In recent years, the reinsurance market has established itself as a capable private partner for the public sector, as illustrated in its response to major events over the past 30 years. The sector remains well capitalized, and the expertise developed over decades of dealing with market-changing events, including those related to climate change, puts it in an unrivalled position to withstand most conceivable loss scenarios.
As the year got underway, climate change was widely viewed as the most serious threat to global prosperity. The annual risk perception survey of the 2020 Global Risks Report, published by the World Economic Forum in partnership with Marsh & McLennan, saw climate-related risks dominate the rankings in terms of both likelihood and impact. Guy Carpenter is a business of Marsh & McLennan.
Since then, climate change has fallen down the agenda as COVID-19 has risen up it. Although decision-makers were apparently blindsided by a virus, it does not mean their assessment of the risk posed by climate change was wrong, according to Rob Bailey, Director of Climate Resilience at Marsh & McLennan Advantage and Daniel Kaniewski, Managing Director of Public Sector Innovation at Marsh & McLennan Advantage. If anything, the pandemic has increased the threat.
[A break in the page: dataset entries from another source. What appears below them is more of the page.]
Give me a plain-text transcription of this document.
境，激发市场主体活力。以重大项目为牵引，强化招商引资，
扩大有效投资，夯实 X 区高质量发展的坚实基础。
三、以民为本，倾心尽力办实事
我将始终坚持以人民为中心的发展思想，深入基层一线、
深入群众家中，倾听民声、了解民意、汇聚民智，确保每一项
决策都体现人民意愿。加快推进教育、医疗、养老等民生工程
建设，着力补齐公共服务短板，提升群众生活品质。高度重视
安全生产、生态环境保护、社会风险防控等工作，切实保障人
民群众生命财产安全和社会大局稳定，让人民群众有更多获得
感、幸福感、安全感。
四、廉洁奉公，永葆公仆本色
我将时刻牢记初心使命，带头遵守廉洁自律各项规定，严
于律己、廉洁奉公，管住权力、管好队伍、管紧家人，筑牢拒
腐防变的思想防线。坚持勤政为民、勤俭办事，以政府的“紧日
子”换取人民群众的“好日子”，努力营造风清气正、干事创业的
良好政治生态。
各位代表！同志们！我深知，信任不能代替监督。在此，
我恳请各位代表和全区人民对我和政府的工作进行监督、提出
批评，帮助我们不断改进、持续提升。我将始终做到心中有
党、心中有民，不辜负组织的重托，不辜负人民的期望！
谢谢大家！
Increasing vulnerability to climate impacts
Consider extreme weather, ranked the number one global risk in terms of likelihood. While the chance of catastrophic floods, heat waves, storms, or wildfires is unaffected by the pandemic, vulnerability to these events has increased massively. Governments, companies and households are stretched to a breaking point: they are all less able to cope and less able to recover.
The cycle of COVID-19 spread and country-level response is increasingly familiar. Exponential growth in infections overburdens health services and a de facto or de jure national emergency follows, as governments seek to “flatten the curve” through restrictions on movement, triggering job losses and sharp economic contraction. Governments can only hope that they come out the other side before the next climate-related disaster hits.
Countries and companies alike need to move faster if they are to address the reality of climate change and its attendant financial challenges. The reinsurance market has an important role to play by bringing private-sector risk management and risk capital to help address and narrow protection gaps.